In any event, take a look at whether
\[H(s_A \oplus s_B) = h_A \oplus h_B\]
I claim this can only happen if the difference-set \(D =
\{A_1,\ldots,A_n\} \triangle \{B_1,\ldots,B_m\}\) has size one.
This is because
\[ s_A \oplus s_B = \bigoplus_{x\in D} x\]
\[ h_A \oplus h_B = \bigoplus_{x\in D} H(x)\]
and you're only going to find that
\[ H\left( \bigoplus_{x\in D} x\right) =
\bigoplus_{x\in D} H(x)\]
if \(D\) is a singleton (or empty!).

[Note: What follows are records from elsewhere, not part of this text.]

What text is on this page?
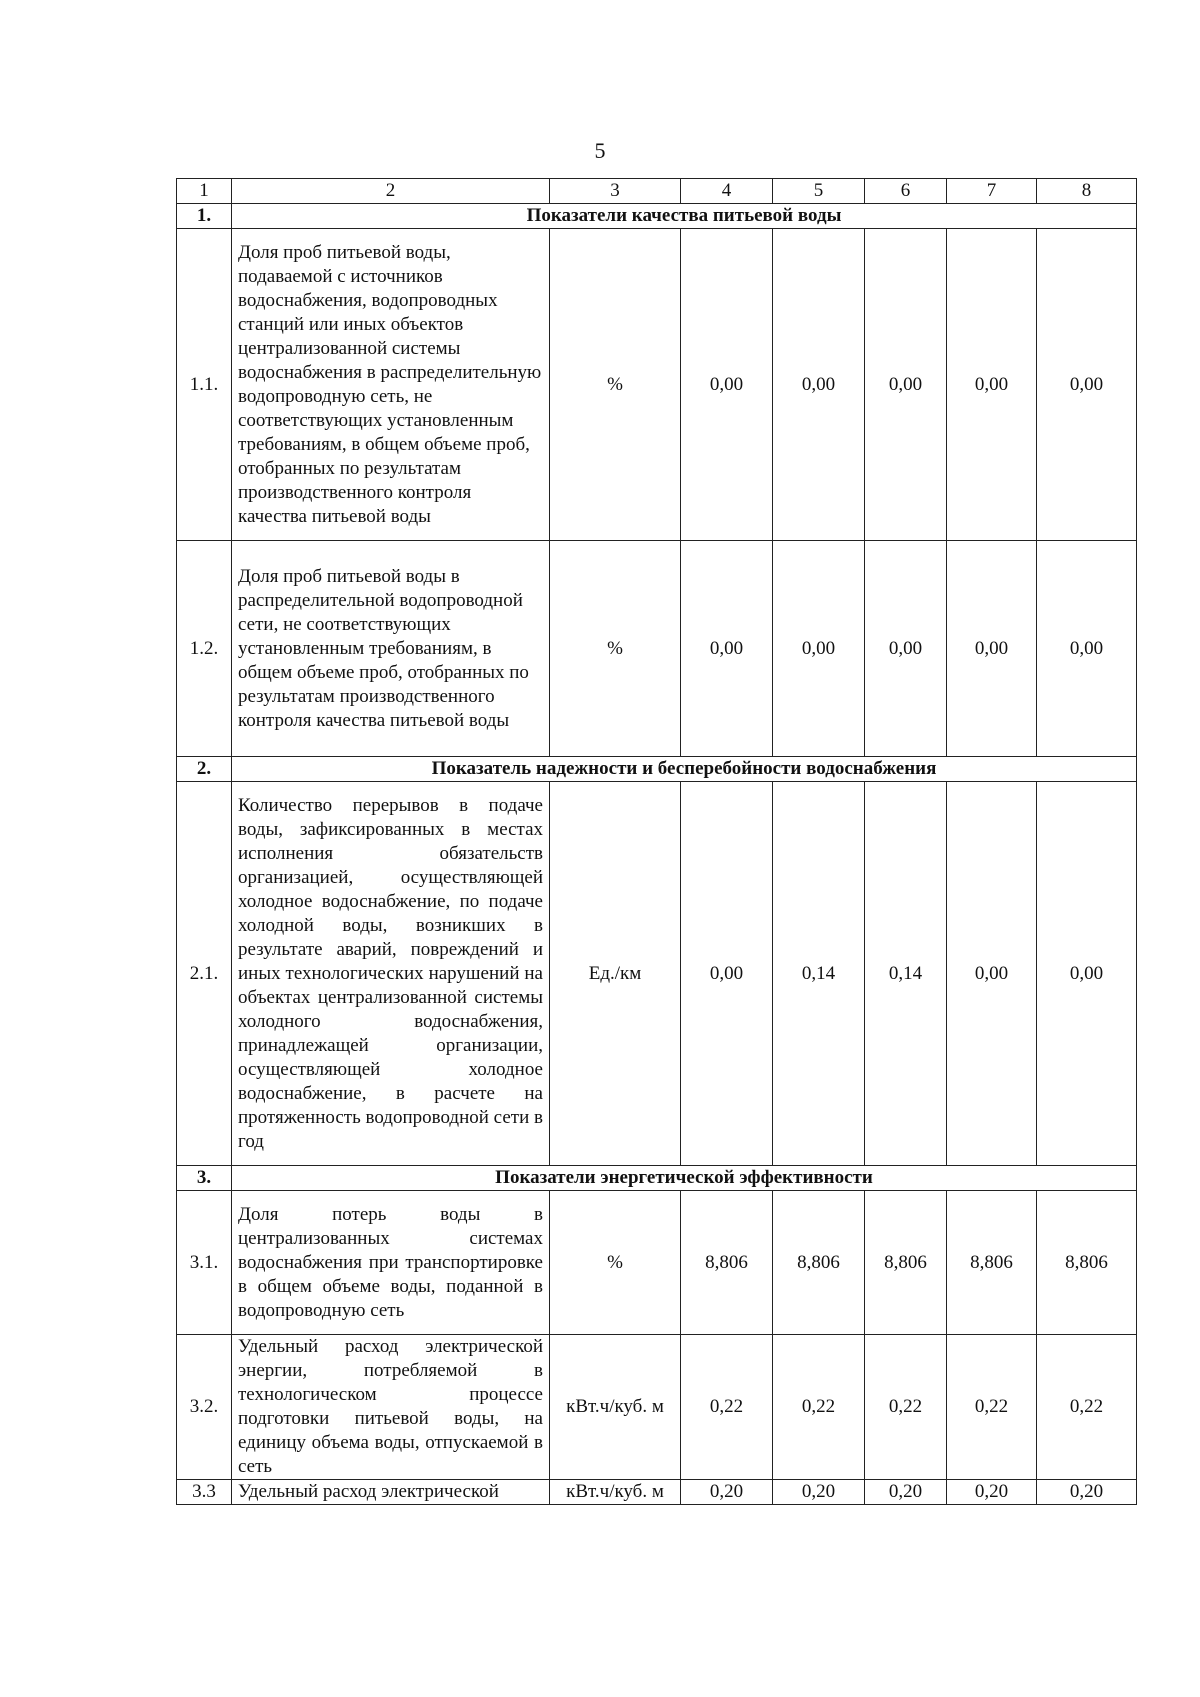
5
1	2	3	4	5	6	7	8
1.	Показатели качества питьевой воды						
1.1.	Доля проб питьевой воды, подаваемой с источников водоснабжения, водопроводных станций или иных объектов централизованной системы водоснабжения в распределительную водопроводную сеть, не соответствующих установленным требованиям, в общем объеме проб, отобранных по результатам производственного контроля качества питьевой воды	%	0,00	0,00	0,00	0,00	0,00
1.2.	Доля проб питьевой воды в распределительной водопроводной сети, не соответствующих установленным требованиям, в общем объеме проб, отобранных по результатам производственного контроля качества питьевой воды	%	0,00	0,00	0,00	0,00	0,00
2.	Показатель надежности и бесперебойности водоснабжения						
2.1.	Количество перерывов в подаче воды, зафиксированных в местах исполнения обязательств организацией, осуществляющей холодное водоснабжение, по подаче холодной воды, возникших в результате аварий, повреждений и иных технологических нарушений на объектах централизованной системы холодного водоснабжения, принадлежащей организации, осуществляющей холодное водоснабжение, в расчете на протяженность водопроводной сети в год	Ед./км	0,00	0,14	0,14	0,00	0,00
3.	Показатели энергетической эффективности						
3.1.	Доля потерь воды в централизованных системах водоснабжения при транспортировке в общем объеме воды, поданной в водопроводную сеть	%	8,806	8,806	8,806	8,806	8,806
3.2.	Удельный расход электрической энергии, потребляемой в технологическом процессе подготовки питьевой воды, на единицу объема воды, отпускаемой в сеть	кВт.ч/куб. м	0,22	0,22	0,22	0,22	0,22
3.3	Удельный расход электрической	кВт.ч/куб. м	0,20	0,20	0,20	0,20	0,20
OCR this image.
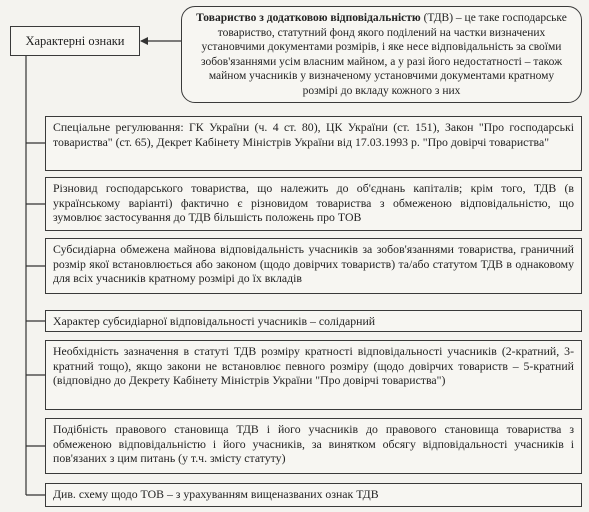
Характерні ознаки
Товариство з додатковою відповідальністю (ТДВ) – це таке господарське товариство, статутний фонд якого поділений на частки визначених установчими документами розмірів, і яке несе відповідальність за своїми зобов'язаннями усім власним майном, а у разі його недостатності – також майном учасників у визначеному установчими документами кратному розмірі до вкладу кожного з них
Спеціальне регулювання: ГК України (ч. 4 ст. 80), ЦК України (ст. 151), Закон "Про господарські товариства" (ст. 65), Декрет Кабінету Міністрів України від 17.03.1993 р. "Про довірчі товариства"
Різновид господарського товариства, що належить до об'єднань капіталів; крім того, ТДВ (в українському варіанті) фактично є різновидом товариства з обмеженою відповідальністю, що зумовлює застосування до ТДВ більшість положень про ТОВ
Субсидіарна обмежена майнова відповідальність учасників за зобов'язаннями товариства, граничний розмір якої встановлюється або законом (щодо довірчих товариств) та/або статутом ТДВ в однаковому для всіх учасників кратному розмірі до їх вкладів
Характер субсидіарної відповідальності учасників – солідарний
Необхідність зазначення в статуті ТДВ розміру кратності відповідальності учасників (2-кратний, 3-кратний тощо), якщо закони не встановлює певного розміру (щодо довірчих товариств – 5-кратний (відповідно до Декрету Кабінету Міністрів України "Про довірчі товариства")
Подібність правового становища ТДВ і його учасників до правового становища товариства з обмеженою відповідальністю і його учасників, за винятком обсягу відповідальності учасників і пов'язаних з цим питань (у т.ч. змісту статуту)
Див. схему щодо ТОВ – з урахуванням вищеназваних ознак ТДВ
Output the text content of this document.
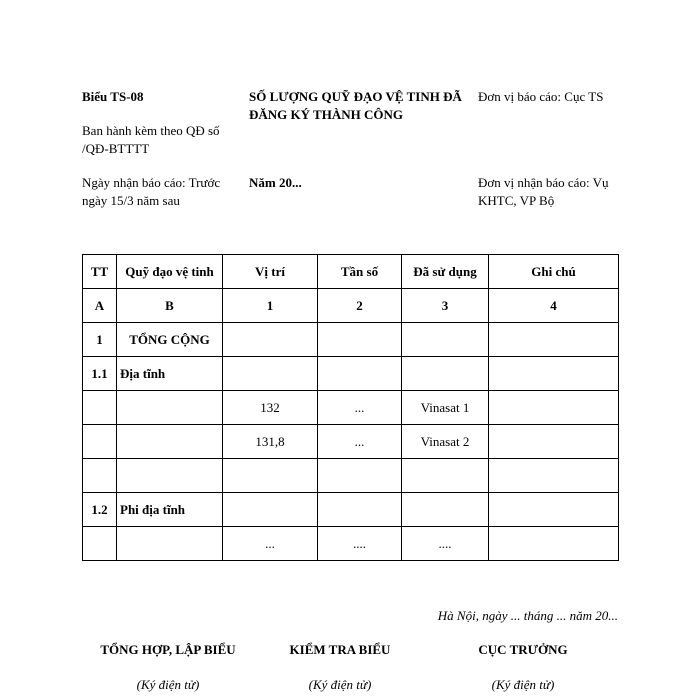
Biểu TS-08
Ban hành kèm theo QĐ số /QĐ-BTTTT
Ngày nhận báo cáo: Trước ngày 15/3 năm sau
SỐ LƯỢNG QUỸ ĐẠO VỆ TINH ĐÃ ĐĂNG KÝ THÀNH CÔNG
Năm 20...
Đơn vị báo cáo: Cục TS
Đơn vị nhận báo cáo: Vụ KHTC, VP Bộ
TT	Quỹ đạo vệ tinh	Vị trí	Tần số	Đã sử dụng	Ghi chú
A	B	1	2	3	4
1	TỔNG CỘNG				
1.1	Địa tĩnh				
		132	...	Vinasat 1	
		131,8	...	Vinasat 2	

1.2	Phi địa tĩnh				
		...	....	....	
Hà Nội, ngày ... tháng ... năm 20...
TỔNG HỢP, LẬP BIỂU	KIỂM TRA BIỂU	CỤC TRƯỞNG
(Ký điện tử)	(Ký điện tử)	(Ký điện tử)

And when this *does* happen,
the missing element we're interested in is just \(s_A \oplus s_B\).
How do we recover more than one differing element?
A recent paper by Eppstein, Goodrich, Uyeda, and Varghese gives a really
neat way of doing it, by
throwing a clever variant of Bloom filters at the problem. (There is
a longer trail in the literature than just this paper, but this
is the algorithm that I feel like talking about right now!)
Pick a few more of your favorite hash functions, say \(p\) of them,
call them \(K_1,K_2,\ldots,K_p\),
whose range is rather small: \(0\ldots b-1\) for some number of buckets \(b\).
These hash functions assign set-elements to buckets, but redundantly by a factor of \(p\). Here's a picture for \(p=3\) and \(b = 6\):

For every bucket we do the same kind of checksumming calculation that
we did before, taking a big XOR of all the elements that ended up in
that bucket, and a big XOR of the hashes of those elements. We
transmit \(2p\) numbers across the wire.
To actually find the set difference, we
do the same sort of XOR-everything-in-sight, but this time bucket-by-bucket,
and look at what's left.

If we're lucky, some bucket will
contain just one differing element after most of the sets' elements in
that bucket cancel out. For instance, in bucket #1, the Ds cancel out
and we're left with \(E\) and \(H[E]\). In bucket #2, the Bs and Ds
cancel out and we're left with \(C\) and \(H[C]\). And *in* these
cases we can reliably check that the hash-of-differences is the
difference-of-hashes to see that we have exactly one element, just as
we did above.
The thing that I found *really* clever is the observation that once
you *get* an element that you know is in the symmetric difference
of the original two sets, you know all the *p* things it hashes
to, so you can wipe them out and make even more progress. Once we find
\(C\), we can cancel out the \(C\) in bucket 5, which leaves just an \(F\),
which we were unable to notice before, since \(H[F\oplus C] \ne H[F]\oplus H[C]\).

So it turns out we have *very* good odds of succeeding at
stubbornly unravelling the loose thread in the sweater, and recovering
the *exact* set of elements in symmetric difference, as long as
\(b\) is at least about 1.5 times the size of the difference, and
\(p\) is ideally about 3 or 4. The theory behind these numbers is
calculating the probability that a *random hypergraph* of uniform
degree \(p\) with \(|D|\) edges and \(b\) vertices has an empty 2-core.
This also has some fascinating connections to phase transitions
in randomly-created SAT problems --- a topic for another time, maybe.